Target the right inventory
- High intent Q and A hubs, calculators, comparison pages, and buying guides.
- Evergreen fact pages where quality and freshness matter.
- Pages with strong structured data and clear headings for chunking.
If your strategy includes browser based answer surfaces, review Session SEO for cross tab answers to align site architecture with session level retrieval.
Technical checklist
- Publish robots.txt with RSL directives and validate against a test crawler.
- Include last modified headers or tags on target pages.
- Provide lightweight snippets and canonical tags to reduce duplication risk.
- Mark non negotiable pages with Disallow or use a deliberately high price to throttle access.
Measurement plan
- Track user agent level hits and associate each hit with category and inferred price.
- Monitor share of answer: the percent of engine answers that cite your brand for targeted queries.
- Watch training usage signals if engines provide transparency events or receipts.
- Compare before and after launch periods to quantify uplift.
Governance and risk controls
- Set separate policies for inference and training to protect premium IP.
- Require attribution where legally feasible and signal it in RSL.
- Publish contact and dispute channels in RSL for takedowns or renegotiation.
- Rotate signed access tokens if your implementation supports authenticated retrieval.
- For brand owned assets and connectors, align with your Private Graph AEO strategy.
Optimization loop
- Start with conservative prices. Lower ppi until you become the preferred source without eroding perceived value.
- Expand categories once you see consistent citations and referral traffic from answer engines that click through to sources.
- A or B test cache windows. Shorter windows can improve freshness ranking but may raise engine costs.
30 day rollout
- Days 1 to 7: audit Q and A inventory, group into categories, draft legal positions for inference and training.

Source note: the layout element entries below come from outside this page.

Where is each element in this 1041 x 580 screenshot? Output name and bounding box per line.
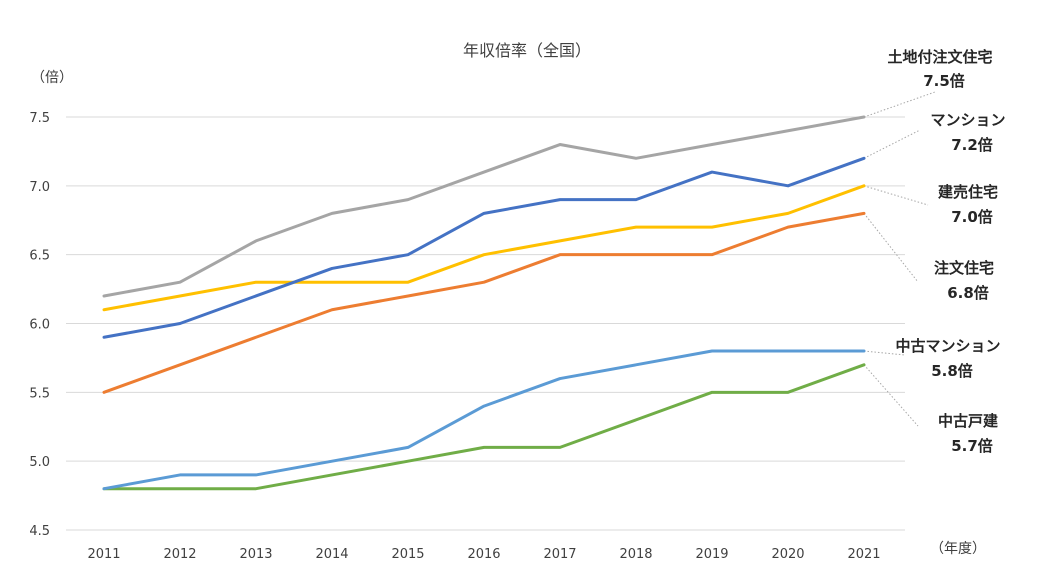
y-axis-ticks: 4.5 5.0 5.5 6.0 6.5 7.0 7.5 [29,111,50,539]
series-value-label: 7.2倍 [951,136,993,154]
leader-line [863,129,921,159]
series-name-label: 中古マンション [895,337,1000,355]
series-name-label: 注文住宅 [934,259,994,277]
grid-lines [66,116,905,531]
x-tick-label: 2019 [695,547,728,562]
series-line [102,156,866,339]
x-tick-label: 2012 [163,547,196,562]
x-tick-label: 2017 [543,547,576,562]
x-tick-label: 2016 [467,547,500,562]
series-value-label: 5.8倍 [931,362,973,380]
series-value-label: 7.0倍 [951,208,993,226]
y-tick-label: 5.5 [29,386,50,401]
y-tick-label: 4.5 [29,524,50,539]
series-line [102,115,866,298]
leader-line [863,185,929,206]
x-tick-label: 2014 [315,547,348,562]
x-axis-unit-label: （年度） [930,541,986,557]
series-line [102,363,866,491]
leader-line [863,213,919,283]
x-tick-label: 2011 [87,547,120,562]
series-value-label: 6.8倍 [947,284,989,302]
leader-line [863,364,919,427]
y-tick-label: 5.0 [29,455,50,470]
x-tick-label: 2018 [619,547,652,562]
x-tick-label: 2015 [391,547,424,562]
y-axis-unit-label: （倍） [31,70,73,86]
y-tick-label: 7.5 [29,111,50,126]
x-tick-label: 2021 [847,547,880,562]
series-line [102,349,866,491]
series-name-label: マンション [930,111,1005,129]
series-name-label: 建売住宅 [938,183,998,201]
label-leader-lines [863,91,936,427]
series-line [102,211,866,394]
leader-line [863,91,936,118]
chart-title: 年収倍率（全国） [463,41,591,60]
series-value-label: 5.7倍 [951,437,993,455]
y-tick-label: 7.0 [29,180,50,195]
series-name-label: 土地付注文住宅 [887,48,992,66]
x-axis-ticks: 2011 2012 2013 2014 2015 2016 2017 2018 2019 2020… [87,547,880,562]
x-tick-label: 2013 [239,547,272,562]
series-lines [102,115,866,491]
series-value-label: 7.5倍 [923,72,965,90]
series-name-label: 中古戸建 [938,412,999,430]
y-tick-label: 6.0 [29,318,50,333]
series-line [102,184,866,312]
x-tick-label: 2020 [771,547,804,562]
y-tick-label: 6.5 [29,249,50,264]
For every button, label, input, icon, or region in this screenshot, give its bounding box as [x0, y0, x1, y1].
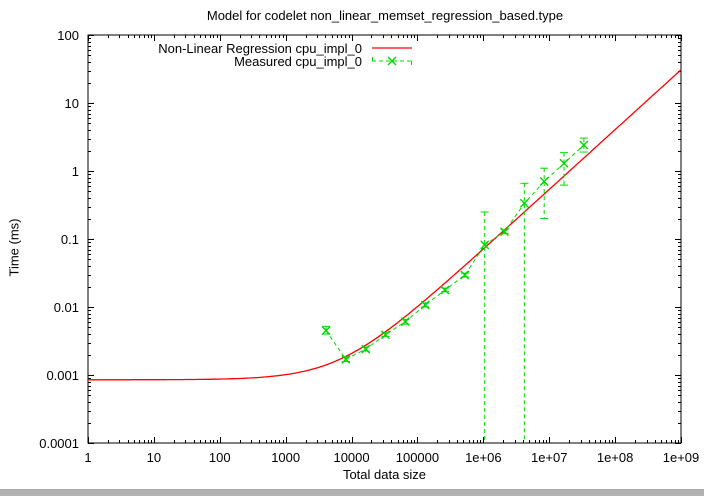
x-tick-label: 1: [84, 450, 92, 465]
y-tick-label: 10: [64, 96, 79, 111]
y-tick-label: 0.0001: [39, 436, 79, 451]
legend-label-measured: Measured cpu_impl_0: [234, 54, 362, 69]
x-tick-label: 1e+07: [530, 450, 568, 465]
chart-title: Model for codelet non_linear_memset_regr…: [206, 8, 564, 23]
x-tick-label: 1e+08: [596, 450, 634, 465]
x-tick-label: 1000: [271, 450, 301, 465]
x-tick-label: 100: [208, 450, 231, 465]
x-tick-label: 100000: [395, 450, 440, 465]
x-tick-label: 1e+09: [662, 450, 700, 465]
y-tick-label: 100: [57, 28, 79, 43]
window-scrollbar[interactable]: [0, 489, 704, 496]
y-tick-label: 0.1: [60, 232, 79, 247]
y-tick-label: 0.001: [46, 368, 79, 383]
x-axis-title: Total data size: [342, 467, 427, 482]
y-tick-label: 0.01: [53, 300, 79, 315]
legend: Non-Linear Regression cpu_impl_0 Measure…: [0, 42, 362, 68]
x-tick-label: 10000: [333, 450, 370, 465]
legend-label-regression: Non-Linear Regression cpu_impl_0: [158, 41, 362, 56]
x-tick-label: 1e+06: [465, 450, 502, 465]
x-tick-label: 10: [146, 450, 162, 465]
y-tick-label: 1: [71, 164, 79, 179]
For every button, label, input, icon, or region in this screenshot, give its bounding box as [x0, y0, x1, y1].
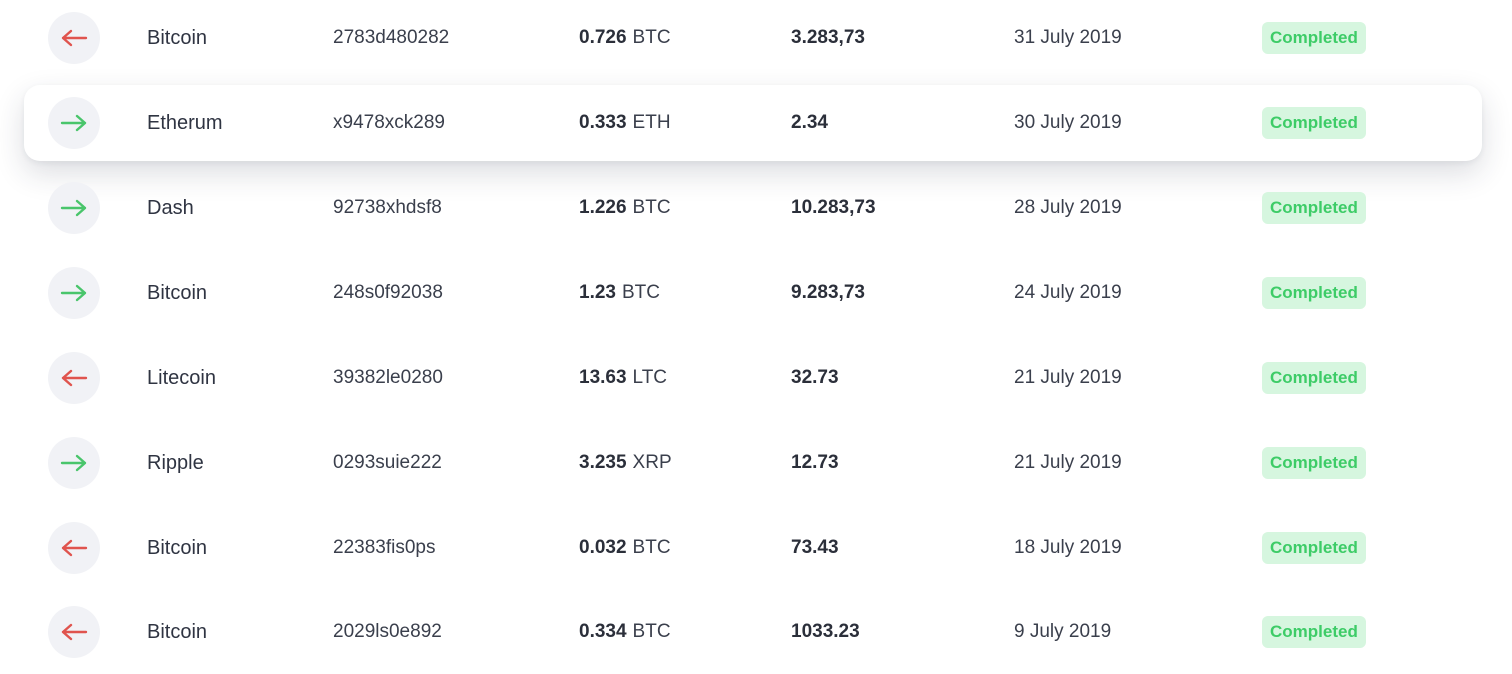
amount-unit: LTC [632, 367, 668, 388]
direction-button[interactable] [48, 606, 100, 658]
status-badge: Completed [1262, 22, 1366, 54]
status-badge: Completed [1262, 616, 1366, 648]
value: 10.283,73 [791, 197, 876, 218]
amount-value: 1.226 [579, 197, 627, 218]
date: 28 July 2019 [1014, 197, 1122, 218]
date: 31 July 2019 [1014, 27, 1122, 48]
coin-name: Bitcoin [147, 26, 208, 49]
table-row[interactable]: Litecoin 39382le0280 13.63 LTC 32.73 21 J… [24, 340, 1482, 416]
transaction-id: 2783d480282 [333, 27, 450, 48]
amount-value: 0.334 [579, 621, 627, 642]
coin-name: Dash [147, 196, 194, 219]
value: 12.73 [791, 452, 839, 473]
date: 21 July 2019 [1014, 452, 1122, 473]
transaction-id: 2029ls0e892 [333, 621, 442, 642]
table-row[interactable]: Bitcoin 22383fis0ps 0.032 BTC 73.43 18 Ju… [24, 510, 1482, 586]
table-row[interactable]: Etherum x9478xck289 0.333 ETH 2.34 30 Jul… [24, 85, 1482, 161]
amount: 1.226 BTC [579, 170, 671, 246]
amount-unit: BTC [632, 621, 671, 642]
table-row[interactable]: Dash 92738xhdsf8 1.226 BTC 10.283,73 28 J… [24, 170, 1482, 246]
coin-name: Etherum [147, 111, 223, 134]
date: 9 July 2019 [1014, 621, 1112, 642]
amount-unit: BTC [632, 27, 671, 48]
coin-name: Litecoin [147, 366, 216, 389]
amount: 0.032 BTC [579, 510, 671, 586]
table-row[interactable]: Bitcoin 2029ls0e892 0.334 BTC 1033.23 9 J… [24, 594, 1482, 670]
amount-unit: XRP [632, 452, 672, 473]
amount-unit: BTC [621, 282, 660, 303]
transaction-id: x9478xck289 [333, 112, 445, 133]
amount-value: 1.23 [579, 282, 616, 303]
direction-button[interactable] [48, 12, 100, 64]
transaction-id: 22383fis0ps [333, 537, 436, 558]
coin-name: Ripple [147, 451, 204, 474]
direction-button[interactable] [48, 437, 100, 489]
arrow-right-icon [60, 113, 88, 133]
table-row[interactable]: Bitcoin 248s0f92038 1.23 BTC 9.283,73 24 … [24, 255, 1482, 331]
direction-button[interactable] [48, 267, 100, 319]
amount: 13.63 LTC [579, 340, 667, 416]
coin-name: Bitcoin [147, 620, 208, 643]
arrow-left-icon [60, 622, 88, 642]
direction-button[interactable] [48, 352, 100, 404]
coin-name: Bitcoin [147, 281, 208, 304]
arrow-left-icon [60, 538, 88, 558]
status-badge: Completed [1262, 532, 1366, 564]
value: 3.283,73 [791, 27, 865, 48]
date: 18 July 2019 [1014, 537, 1122, 558]
amount: 0.334 BTC [579, 594, 671, 670]
status-badge: Completed [1262, 192, 1366, 224]
status-badge: Completed [1262, 362, 1366, 394]
arrow-left-icon [60, 368, 88, 388]
arrow-right-icon [60, 283, 88, 303]
transaction-id: 92738xhdsf8 [333, 197, 442, 218]
amount: 0.333 ETH [579, 85, 671, 161]
direction-button[interactable] [48, 97, 100, 149]
value: 32.73 [791, 367, 839, 388]
value: 2.34 [791, 112, 828, 133]
transaction-id: 39382le0280 [333, 367, 443, 388]
value: 9.283,73 [791, 282, 865, 303]
amount: 0.726 BTC [579, 0, 671, 76]
amount-unit: BTC [632, 197, 671, 218]
amount-unit: ETH [632, 112, 671, 133]
arrow-right-icon [60, 198, 88, 218]
status-badge: Completed [1262, 447, 1366, 479]
amount-value: 13.63 [579, 367, 627, 388]
date: 24 July 2019 [1014, 282, 1122, 303]
coin-name: Bitcoin [147, 536, 208, 559]
amount-value: 3.235 [579, 452, 627, 473]
value: 1033.23 [791, 621, 860, 642]
direction-button[interactable] [48, 522, 100, 574]
transaction-id: 0293suie222 [333, 452, 442, 473]
amount-unit: BTC [632, 537, 671, 558]
status-badge: Completed [1262, 277, 1366, 309]
arrow-left-icon [60, 28, 88, 48]
amount: 1.23 BTC [579, 255, 660, 331]
table-row[interactable]: Bitcoin 2783d480282 0.726 BTC 3.283,73 31… [24, 0, 1482, 76]
amount-value: 0.726 [579, 27, 627, 48]
status-badge: Completed [1262, 107, 1366, 139]
amount: 3.235 XRP [579, 425, 672, 501]
amount-value: 0.032 [579, 537, 627, 558]
date: 30 July 2019 [1014, 112, 1122, 133]
date: 21 July 2019 [1014, 367, 1122, 388]
arrow-right-icon [60, 453, 88, 473]
table-row[interactable]: Ripple 0293suie222 3.235 XRP 12.73 21 Jul… [24, 425, 1482, 501]
amount-value: 0.333 [579, 112, 627, 133]
direction-button[interactable] [48, 182, 100, 234]
value: 73.43 [791, 537, 839, 558]
transaction-id: 248s0f92038 [333, 282, 443, 303]
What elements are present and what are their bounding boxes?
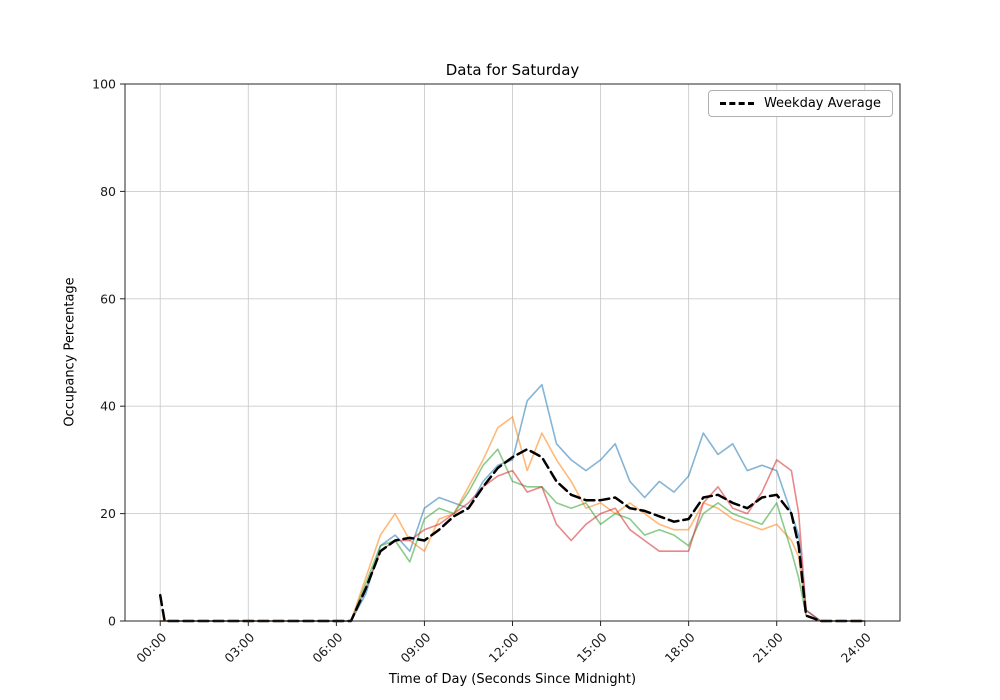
x-tick-label: 03:00 bbox=[221, 629, 257, 665]
axis-ticks: 00:00 03:00 06:00 09:00 12:00 15:00 18:00 21:00… bbox=[92, 77, 874, 666]
y-tick-label: 40 bbox=[100, 399, 116, 414]
gridlines bbox=[125, 83, 900, 622]
y-tick-label: 100 bbox=[92, 77, 116, 92]
legend: Weekday Average bbox=[707, 90, 893, 117]
x-tick-label: 09:00 bbox=[397, 629, 433, 665]
x-tick-label: 21:00 bbox=[750, 629, 786, 665]
x-tick-label: 06:00 bbox=[309, 629, 345, 665]
x-tick-label: 24:00 bbox=[838, 629, 874, 665]
y-tick-label: 20 bbox=[100, 506, 116, 521]
y-tick-label: 80 bbox=[100, 184, 116, 199]
chart-title: Data for Saturday bbox=[445, 61, 580, 79]
x-tick-label: 18:00 bbox=[662, 629, 698, 665]
legend-label: Weekday Average bbox=[763, 96, 881, 111]
x-tick-label: 15:00 bbox=[574, 629, 610, 665]
x-tick-label: 12:00 bbox=[486, 629, 522, 665]
dashed-line-icon bbox=[719, 102, 754, 105]
x-axis-label: Time of Day (Seconds Since Midnight) bbox=[388, 672, 637, 687]
x-tick-label: 00:00 bbox=[133, 629, 169, 665]
y-axis-label: Occupancy Percentage bbox=[62, 277, 78, 427]
y-tick-label: 60 bbox=[100, 291, 116, 306]
y-tick-label: 0 bbox=[108, 614, 116, 629]
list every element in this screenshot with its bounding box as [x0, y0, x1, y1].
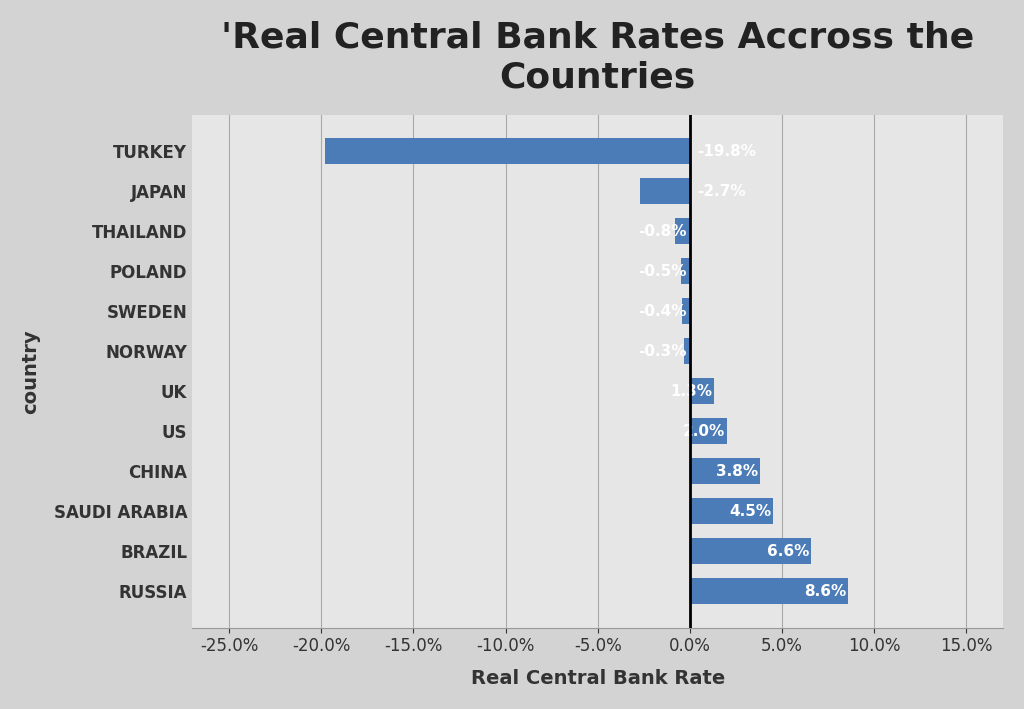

- Days 8 to 14: implement robots.txt RSL terms, set initial prices and caps, deploy logs and dashboards.
- Days 15 to 21: run competitive checks on comparable pages. Tune pricing to become cheapest compliant source in at least three high intent categories.
- Days 22 to 30: measure citation share, adjust prices and caps, expand to second tier categories.
Signals that your pricing is working
- Increased retrieval frequency from answer engine user agents on targeted paths.
- More consistent citation lines pointing to your pages.
- Stable or rising answer box referrals without traffic cannibalization on core navigational pages.
FAQ
- What counts as an inference if an engine hits multiple pages? Treat each qualifying retrieval session as one billable inference unless your terms define multi hop pricing.
- How do caches affect price? Set cache.max_age. Engines can reuse cached content within that window without a new charge if your terms allow it.
- Can I block training while allowing answers? Yes. Declare RSL-Training allow=false while keeping inference terms enabled.
- What if engines ignore my terms? Keep Disallow on sensitive paths. Use detection and enforcement processes. Engage via the contact channel you publish in RSL.
Key takeaways
- Publish clear per inference pricing now that RSL exists.
- Price by category to match intent value and token cost.
- Aim to be the cheapest compliant source where brand exposure yields measurable returns.
- Monitor and iterate so your RSL aware AEO program compounds over time.